The bill strengthens Medicare patients' rights and safety by requiring chaperone policies, training, and standardized practices, but imposes costs and staffing burdens that may strain small/rural providers and could deter some exams due to reporting requirements.
Medicare beneficiaries will get clearer rights and written notice about informed consent and the explicit ability to request a chaperone during sensitive exams.
Patients and healthcare settings may see improved safety and reduced incidents of misconduct because Medicare providers must train staff to serve as chaperones for sensitive procedures.
Standardizing definitions (chaperone, informed consent, sensitive procedure) across Medicare-certified providers will reduce confusion and promote consistent practice for patients and staff.
Smaller and rural providers may struggle to staff trained chaperones for all sensitive procedures, which could reduce appointment availability or increase patient wait times in rural communities.
Hospitals and other Medicare providers will incur administrative and training costs to create policies, notify patients, and train chaperones starting Jan 1, 2026, raising operational expenses that could be passed on to taxpayers or affect provider finances.
Requiring chaperones to report suspected sexual abuse could deter some clinicians or patients from certain examinations because of privacy concerns or fear of mandatory reporting consequences.
Based on analysis of 2 sections of legislative text.

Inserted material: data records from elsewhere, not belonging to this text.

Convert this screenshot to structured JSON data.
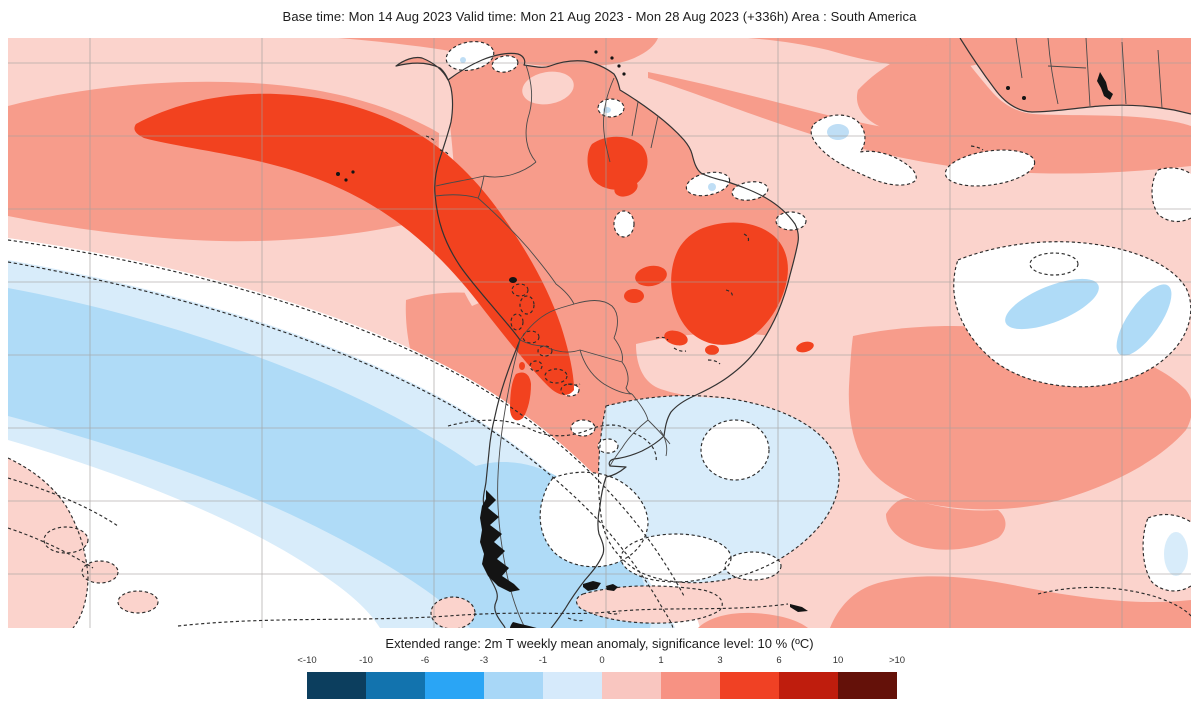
{
  "title": "Base time: Mon 14 Aug 2023 Valid time: Mon 21 Aug 2023 - Mon 28 Aug 2023 (+336h) Area : South America",
  "caption": "Extended range: 2m T weekly mean anomaly, significance level: 10 % (ºC)",
  "colorbar": {
    "labels": [
      "<-10",
      "-10",
      "-6",
      "-3",
      "-1",
      "0",
      "1",
      "3",
      "6",
      "10",
      ">10"
    ],
    "colors": [
      "#0c3e5e",
      "#1273ae",
      "#2aa5f5",
      "#a8d7f7",
      "#d6eafb",
      "#f9c6c0",
      "#f79283",
      "#f04124",
      "#bf1d0d",
      "#641109"
    ]
  },
  "chart_data": {
    "type": "heatmap",
    "title": "2m temperature weekly mean anomaly (ºC), ECMWF extended range",
    "area": "South America",
    "base_time": "Mon 14 Aug 2023",
    "valid_time": "Mon 21 Aug 2023 - Mon 28 Aug 2023 (+336h)",
    "lead": "+336h",
    "significance_level_percent": 10,
    "units": "ºC",
    "scale_breaks": [
      -10,
      -6,
      -3,
      -1,
      0,
      1,
      3,
      6,
      10
    ],
    "scale_colors": [
      "#0c3e5e",
      "#1273ae",
      "#2aa5f5",
      "#a8d7f7",
      "#d6eafb",
      "#f9c6c0",
      "#f79283",
      "#f04124",
      "#bf1d0d",
      "#641109"
    ],
    "notable_regions": [
      {
        "region": "Eastern Pacific off Peru/Ecuador",
        "anomaly": "+3 to +6"
      },
      {
        "region": "Eastern Brazil interior",
        "anomaly": "+3 to +6"
      },
      {
        "region": "Amazon basin / tropical South America",
        "anomaly": "+1 to +3"
      },
      {
        "region": "Andes Argentina small spot",
        "anomaly": "+3 to +6"
      },
      {
        "region": "Southeast Pacific / Patagonia / Southern Ocean band",
        "anomaly": "-1 to -3"
      },
      {
        "region": "South Atlantic near Argentina coast",
        "anomaly": "-1 to 0, not significant"
      },
      {
        "region": "West Africa / Gulf of Guinea corner",
        "anomaly": "+1 to +3"
      },
      {
        "region": "White dashed-outlined areas",
        "anomaly": "not significant at 10% level"
      }
    ]
  }
}
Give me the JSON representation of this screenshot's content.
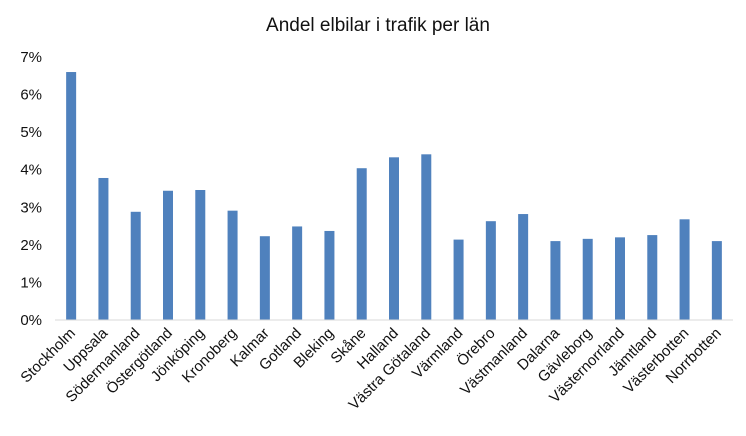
{
  "chart_data": {
    "type": "bar",
    "title": "Andel elbilar i trafik per län",
    "xlabel": "",
    "ylabel": "",
    "ylim": [
      0,
      7
    ],
    "yticks": [
      "0%",
      "1%",
      "2%",
      "3%",
      "4%",
      "5%",
      "6%",
      "7%"
    ],
    "grid": false,
    "legend": "none",
    "bar_color": "#4F81BD",
    "categories": [
      "Stockholm",
      "Uppsala",
      "Södermanland",
      "Östergötland",
      "Jönköping",
      "Kronoberg",
      "Kalmar",
      "Gotland",
      "Bleking",
      "Skåne",
      "Halland",
      "Västra Götaland",
      "Värmland",
      "Örebro",
      "Västmanland",
      "Dalarna",
      "Gävleborg",
      "Västernorrland",
      "Jämtland",
      "Västerbotten",
      "Norrbotten"
    ],
    "values": [
      6.6,
      3.78,
      2.88,
      3.44,
      3.46,
      2.91,
      2.23,
      2.49,
      2.37,
      4.04,
      4.33,
      4.41,
      2.14,
      2.63,
      2.82,
      2.1,
      2.16,
      2.2,
      2.26,
      2.68,
      2.1
    ]
  }
}
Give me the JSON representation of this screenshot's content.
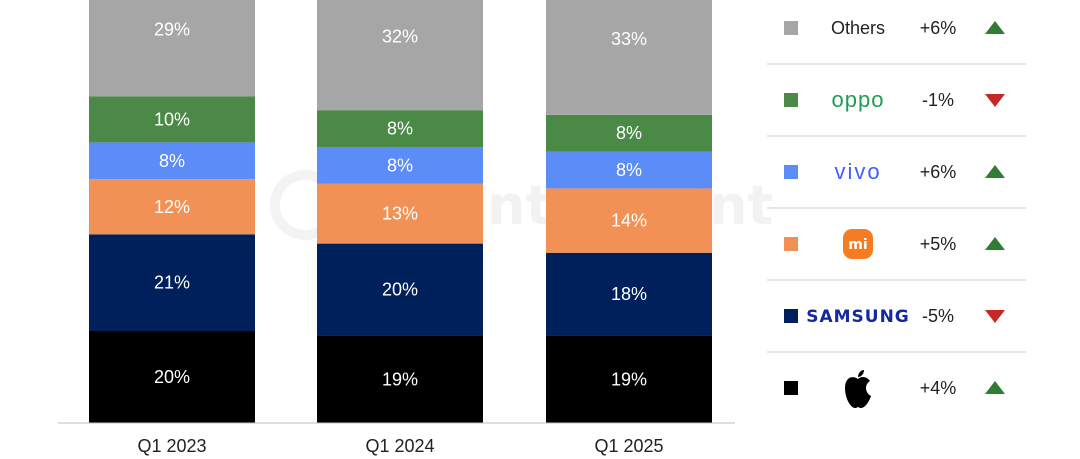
{
  "chart_data": {
    "type": "stacked-bar",
    "categories": [
      "Q1 2023",
      "Q1 2024",
      "Q1 2025"
    ],
    "series": [
      {
        "name": "Apple",
        "color": "#000000",
        "values": [
          20,
          19,
          19
        ],
        "labels": [
          "20%",
          "19%",
          "19%"
        ],
        "change": "+4%",
        "trend": "up"
      },
      {
        "name": "Samsung",
        "color": "#00205b",
        "values": [
          21,
          20,
          18
        ],
        "labels": [
          "21%",
          "20%",
          "18%"
        ],
        "change": "-5%",
        "trend": "down"
      },
      {
        "name": "Xiaomi",
        "color": "#f29155",
        "values": [
          12,
          13,
          14
        ],
        "labels": [
          "12%",
          "13%",
          "14%"
        ],
        "change": "+5%",
        "trend": "up"
      },
      {
        "name": "vivo",
        "color": "#5b8cf7",
        "values": [
          8,
          8,
          8
        ],
        "labels": [
          "8%",
          "8%",
          "8%"
        ],
        "change": "+6%",
        "trend": "up"
      },
      {
        "name": "OPPO",
        "color": "#4a8a46",
        "values": [
          10,
          8,
          8
        ],
        "labels": [
          "10%",
          "8%",
          "8%"
        ],
        "change": "-1%",
        "trend": "down"
      },
      {
        "name": "Others",
        "color": "#a6a6a6",
        "values": [
          29,
          32,
          33
        ],
        "labels": [
          "29%",
          "32%",
          "33%"
        ],
        "change": "+6%",
        "trend": "up"
      }
    ],
    "legend": {
      "placement": "right",
      "order_top_to_bottom": [
        "Others",
        "OPPO",
        "vivo",
        "Xiaomi",
        "Samsung",
        "Apple"
      ],
      "others_label": "Others",
      "brand_texts": {
        "OPPO": "oppo",
        "vivo": "vivo",
        "Xiaomi": "mi",
        "Samsung": "SAMSUNG"
      },
      "up_color": "#2e7d32",
      "down_color": "#c62828"
    },
    "watermark": "Counterpoint",
    "grid": false
  }
}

Requires Medicare providers to adopt written informed-consent and patient-rights policies, train chaperones, offer chaperones for adult sensitive procedures, and report sexual abuse.
Introduced October 31, 2025 by Lori Trahan · Last progress October 31, 2025
Requires Medicare-certified health care providers to adopt written patient-rights and informed-consent policies and to train staff to serve as chaperones for adult patients during "sensitive procedures." Providers must notify adult patients (or permitted surrogates) of their rights, allow patients to request a chaperone, and ensure chaperones are trained, present, and able to report sexual abuse. The new rules take effect on January 1, 2026. The law adds definitions for "chaperone," "informed consent," and "sensitive procedure," specifies chaperone duties (witnessing, providing a safe environment, reporting abuse), and requires provider-determined training covering chaperone functions, sensitive procedures, and informed consent processes.